I would say... trigger a discussion at one of the regular Core telecons or - maybe better - at a face-to-face meeting like next week at the codeathon at NSLS-II.

ralphlange commented 3 months ago

Although I'm new to EPICS, from an external perspective, automatically reloading iptables and check if are still valid based on DNS resolution at least after disconnections or timeouts seems like a valuable feature that could streamline certain workflows. In my workflow the table EPICS_CA_ADDR_LIST is automatically filled as I allocate a new ioc/softioc to run inside/outside k8s.

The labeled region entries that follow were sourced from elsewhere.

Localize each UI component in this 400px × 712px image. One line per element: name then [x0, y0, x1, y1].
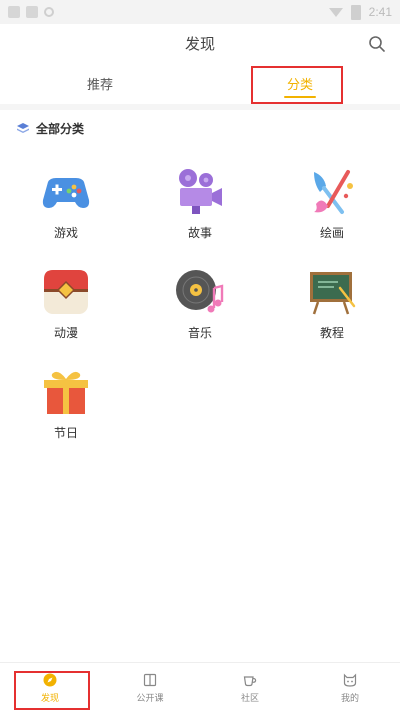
- nav-mine[interactable]: 我的: [300, 663, 400, 712]
- category-festival[interactable]: 节日: [16, 366, 116, 441]
- category-label: 绘画: [319, 226, 344, 240]
- film-camera-icon: [179, 169, 222, 214]
- category-label: 节日: [53, 426, 78, 440]
- paint-brush-icon: [314, 170, 353, 214]
- gamepad-icon: [42, 178, 90, 208]
- nav-label: 公开课: [136, 693, 164, 704]
- book-icon: [143, 673, 157, 686]
- highlight-box-tab: [251, 66, 343, 104]
- search-icon[interactable]: [368, 35, 386, 53]
- vinyl-record-icon: [176, 270, 224, 313]
- category-music[interactable]: 音乐: [150, 266, 250, 341]
- pokeball-icon: [44, 270, 88, 314]
- notification-icon: [8, 6, 20, 18]
- category-label: 游戏: [53, 226, 78, 240]
- category-anime[interactable]: 动漫: [16, 266, 116, 341]
- coffee-cup-icon: [243, 675, 257, 686]
- layers-icon: [17, 122, 29, 133]
- highlight-box-nav: [14, 671, 90, 710]
- section-title: 全部分类: [36, 122, 85, 136]
- nav-label: 我的: [340, 693, 359, 704]
- category-label: 故事: [187, 226, 212, 240]
- status-right-icons: 2:41: [328, 4, 400, 20]
- category-story[interactable]: 故事: [150, 166, 250, 241]
- category-label: 动漫: [53, 326, 78, 340]
- status-bar: 2:41: [0, 0, 400, 24]
- category-painting[interactable]: 绘画: [282, 166, 382, 241]
- battery-icon: [350, 4, 361, 20]
- status-time: 2:41: [368, 5, 392, 19]
- category-game[interactable]: 游戏: [16, 166, 116, 241]
- wifi-icon: [328, 7, 343, 17]
- nav-label: 社区: [240, 693, 259, 704]
- sync-icon: [44, 7, 54, 17]
- status-left-icons: [0, 6, 54, 18]
- category-label: 音乐: [187, 326, 212, 340]
- category-label: 教程: [319, 326, 344, 340]
- app-notification-icon: [26, 6, 38, 18]
- gift-icon: [44, 371, 88, 414]
- tab-recommend-label: 推荐: [86, 77, 113, 93]
- nav-community[interactable]: 社区: [200, 663, 300, 712]
- chalkboard-icon: [310, 272, 356, 315]
- section-header: 全部分类: [16, 120, 84, 137]
- category-tutorial[interactable]: 教程: [282, 266, 382, 341]
- header: 发现: [0, 24, 400, 62]
- nav-open-class[interactable]: 公开课: [100, 663, 200, 712]
- tab-recommend[interactable]: 推荐: [0, 62, 200, 104]
- cat-face-icon: [343, 673, 357, 687]
- page-title: 发现: [184, 34, 215, 53]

Just to clarify - sorry if I misunderstood you: The iptables mechanism is basically unrelated. EPICS_CA_ADDR_LIST is an environment variable. Unless using dirty hacks, you can't change the environment of a different running process "from the outside". If you want to change the EPICS_CA_ADDR_LIST of a Channel Access client (like the Gateway), it needs to be restarted.

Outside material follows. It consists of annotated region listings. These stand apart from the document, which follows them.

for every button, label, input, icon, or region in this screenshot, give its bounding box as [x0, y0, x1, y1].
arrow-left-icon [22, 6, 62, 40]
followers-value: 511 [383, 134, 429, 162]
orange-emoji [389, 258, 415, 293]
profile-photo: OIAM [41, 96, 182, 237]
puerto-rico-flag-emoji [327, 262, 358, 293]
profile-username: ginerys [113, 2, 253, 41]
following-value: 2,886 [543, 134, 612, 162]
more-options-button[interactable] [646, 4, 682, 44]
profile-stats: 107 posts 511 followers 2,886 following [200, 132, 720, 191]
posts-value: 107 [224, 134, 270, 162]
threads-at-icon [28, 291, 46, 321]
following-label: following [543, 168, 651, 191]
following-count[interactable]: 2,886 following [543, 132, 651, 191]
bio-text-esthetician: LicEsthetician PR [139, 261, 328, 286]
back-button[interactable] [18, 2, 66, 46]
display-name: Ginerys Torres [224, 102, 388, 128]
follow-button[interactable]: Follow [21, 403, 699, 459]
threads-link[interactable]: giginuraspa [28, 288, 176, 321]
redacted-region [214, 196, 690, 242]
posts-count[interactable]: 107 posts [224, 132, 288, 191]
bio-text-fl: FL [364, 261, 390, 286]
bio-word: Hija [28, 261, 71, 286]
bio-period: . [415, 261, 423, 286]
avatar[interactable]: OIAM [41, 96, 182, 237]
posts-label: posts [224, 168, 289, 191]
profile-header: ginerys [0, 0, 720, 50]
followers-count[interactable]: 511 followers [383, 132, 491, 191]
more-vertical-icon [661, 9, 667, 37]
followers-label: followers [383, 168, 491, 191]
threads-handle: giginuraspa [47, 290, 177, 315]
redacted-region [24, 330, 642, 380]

That's the central idea of using broadcast or multicast for CA name resolution (or generally any type of service discovery) - you don't have to reconfigure and/or restart the client when a new server is added.

amichelotti commented 3 months ago

Although I'm new to EPICS, from an external perspective, automatically reloading iptables and check if are still valid based on DNS resolution at least after disconnections or timeouts seems like a valuable feature that could streamline certain workflows. In my workflow the table EPICS_CA_ADDR_LIST is automatically filled as I allocate a new ioc/softioc to run inside/outside k8s.

Just to clarify - sorry if I misunderstood you: The iptables mechanism is basically unrelated. EPICS_CA_ADDR_LIST is an environment variable. Unless using dirty hacks, you can't change the environment of a different running process "from the outside". If you want to change the EPICS_CA_ADDR_LIST of a Channel Access client (like the Gateway), it needs to be restarted.

That's the central idea of using broadcast or multicast for CA name resolution (or generally any type of service discovery) - you don't have to reconfigure and/or restart the client when a new server is added.

Hi Ralph, Clear!, no dirty hacks!! Just if I specify EPICS_CA_ADDR_LIST=<myiocdnsname> I expect the ca protocol maintains the connection even if <myiocdnsname> changes its IP that is something that may happen. Thank you for your support!

ralphlange commented 3 months ago

Good. The topic has been moved to epics-base/epics-base#488 - closing this one as "invalid".